Belfast Telegraph

Northern Ireland survivor of Summerland blaze breaks her silence after 45 years

By Gillian Halliday

A Northern Ireland survivor of the Summerland inferno has recalled the devastation of losing her fiance as the 45th anniversary of the disaster was marked yesterday.

Eileen Fisher was 22 when she miraculously escaped the fire that swept through the leisure complex on the Isle of Man on August 2, 1973.

The blaze killed 50 people and seriously injured a further 80.

One of those who perished was Mrs Fisher's partner Will Hamilton (28), whom she had been engaged to for two years.

The couple, both from Newtownards, were enjoying their first holiday away in a hotel on the island.

They decided to visit Summerland - which at the time was a hugely popular venue - for the evening when tragedy struck.

Mrs Fisher (nee Ritchie) said she and her fiance were on the centre's top floor when they first became aware that something was wrong.

"The alarm went off and someone said don't worry, it's just a chip fire," she explained.

What she didn't know, however, was that the blaze had actually been started by three boys who were smoking in a disused kiosk.

Widespread panic set in as the flames engulfed the building and smoke quickly filled the floor, making it difficult to see.

Mrs Fisher believes it was a split-second decision made by Will that saved her life.

"There was a railing and I think he pushed me over it. I'm afraid of heights and I know I wouldn't have done it myself," she recalled.

While still inside she witnessed the distressing sight of bodies on the floor, before she was then helped over a high wall to safety by a stranger.

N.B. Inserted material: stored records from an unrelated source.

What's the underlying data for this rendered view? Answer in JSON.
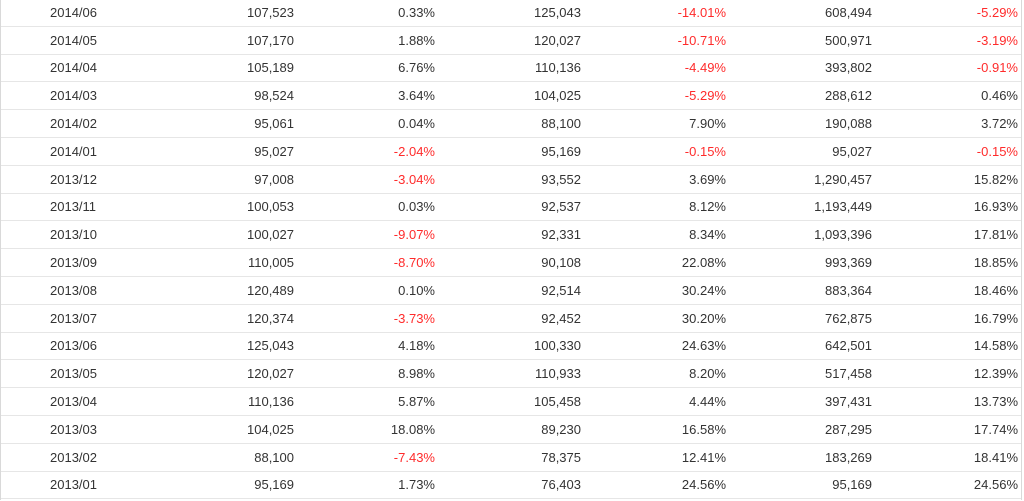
{
  "table": {
    "rows": [
      {
        "date": "2014/06",
        "v1": "107,523",
        "p1": "0.33%",
        "v2": "125,043",
        "p2": "-14.01%",
        "v3": "608,494",
        "p3": "-5.29%"
      },
      {
        "date": "2014/05",
        "v1": "107,170",
        "p1": "1.88%",
        "v2": "120,027",
        "p2": "-10.71%",
        "v3": "500,971",
        "p3": "-3.19%"
      },
      {
        "date": "2014/04",
        "v1": "105,189",
        "p1": "6.76%",
        "v2": "110,136",
        "p2": "-4.49%",
        "v3": "393,802",
        "p3": "-0.91%"
      },
      {
        "date": "2014/03",
        "v1": "98,524",
        "p1": "3.64%",
        "v2": "104,025",
        "p2": "-5.29%",
        "v3": "288,612",
        "p3": "0.46%"
      },
      {
        "date": "2014/02",
        "v1": "95,061",
        "p1": "0.04%",
        "v2": "88,100",
        "p2": "7.90%",
        "v3": "190,088",
        "p3": "3.72%"
      },
      {
        "date": "2014/01",
        "v1": "95,027",
        "p1": "-2.04%",
        "v2": "95,169",
        "p2": "-0.15%",
        "v3": "95,027",
        "p3": "-0.15%"
      },
      {
        "date": "2013/12",
        "v1": "97,008",
        "p1": "-3.04%",
        "v2": "93,552",
        "p2": "3.69%",
        "v3": "1,290,457",
        "p3": "15.82%"
      },
      {
        "date": "2013/11",
        "v1": "100,053",
        "p1": "0.03%",
        "v2": "92,537",
        "p2": "8.12%",
        "v3": "1,193,449",
        "p3": "16.93%"
      },
      {
        "date": "2013/10",
        "v1": "100,027",
        "p1": "-9.07%",
        "v2": "92,331",
        "p2": "8.34%",
        "v3": "1,093,396",
        "p3": "17.81%"
      },
      {
        "date": "2013/09",
        "v1": "110,005",
        "p1": "-8.70%",
        "v2": "90,108",
        "p2": "22.08%",
        "v3": "993,369",
        "p3": "18.85%"
      },
      {
        "date": "2013/08",
        "v1": "120,489",
        "p1": "0.10%",
        "v2": "92,514",
        "p2": "30.24%",
        "v3": "883,364",
        "p3": "18.46%"
      },
      {
        "date": "2013/07",
        "v1": "120,374",
        "p1": "-3.73%",
        "v2": "92,452",
        "p2": "30.20%",
        "v3": "762,875",
        "p3": "16.79%"
      },
      {
        "date": "2013/06",
        "v1": "125,043",
        "p1": "4.18%",
        "v2": "100,330",
        "p2": "24.63%",
        "v3": "642,501",
        "p3": "14.58%"
      },
      {
        "date": "2013/05",
        "v1": "120,027",
        "p1": "8.98%",
        "v2": "110,933",
        "p2": "8.20%",
        "v3": "517,458",
        "p3": "12.39%"
      },
      {
        "date": "2013/04",
        "v1": "110,136",
        "p1": "5.87%",
        "v2": "105,458",
        "p2": "4.44%",
        "v3": "397,431",
        "p3": "13.73%"
      },
      {
        "date": "2013/03",
        "v1": "104,025",
        "p1": "18.08%",
        "v2": "89,230",
        "p2": "16.58%",
        "v3": "287,295",
        "p3": "17.74%"
      },
      {
        "date": "2013/02",
        "v1": "88,100",
        "p1": "-7.43%",
        "v2": "78,375",
        "p2": "12.41%",
        "v3": "183,269",
        "p3": "18.41%"
      },
      {
        "date": "2013/01",
        "v1": "95,169",
        "p1": "1.73%",
        "v2": "76,403",
        "p2": "24.56%",
        "v3": "95,169",
        "p3": "24.56%"
      }
    ]
  },
  "colors": {
    "negative": "#ff2b2b",
    "text": "#333333",
    "row_divider": "#e6e6e6"
  }
}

As she frantically searched for Will, she recalled being bundled into a police car - unaware that her clothes were melted to her skin due to the intense heat and flames - and was rushed to hospital.

"I kept asking questions: 'Where, where, where was Will?," she explained. Her parents were by her side the next day, as the full extent of her injuries became known.

"My back was badly burnt, I had burns on my foot and hand, and my face was black, but it was superficial and went away," she added.

It was during her hospital stay on the Isle of Man that she received the devastating news that Will did not make it out of the inferno.

"When I was told days later I fainted, I lost my senses," she explained.

Mrs Fisher was flown home and admitted to the Ulster Hospital, where she spent almost two months undergoing further treatment, which meant she missed her fiance's funeral.

After all these years, Mrs Fisher - who went on to marry husband George, now deceased - said she remains haunted by the disaster.

"Why am I here and Will is not? Still to this day I ask myself that. Will was kind and loving. We met through mutual friends," she added.

"No matter where I go to now I have to check for the fire escapes. I have nightmares. I still think of it, especially at night."

As well as the emotional scars, Mrs Fisher lives with acute back pain as well as difficulty walking, the lasting impact of the fall.

This prevented her from being at a special memorial service held on the Isle of Man yesterday, which was attended by Lisburn woman Ruth McQullian Wilson, who was five years old when she suffered severe burns to her legs and hands as she fled the building with her parents and young sister.

Like Mrs Fisher, she is still dealing with the traumatic experience, and together they have struck up a friendship over their shared survival.

Mrs Fisher said she was pleased that her friend was able to attend the commemoration on her behalf at what was the first time victims were remembered on the actual site of the disaster.

"There's been no recognition over the years, we've been forgotten," she claimed. "I've never spoken about it over the years, until now."

The disaster led to a major change in fire regulations on the Isle of Man and in the UK.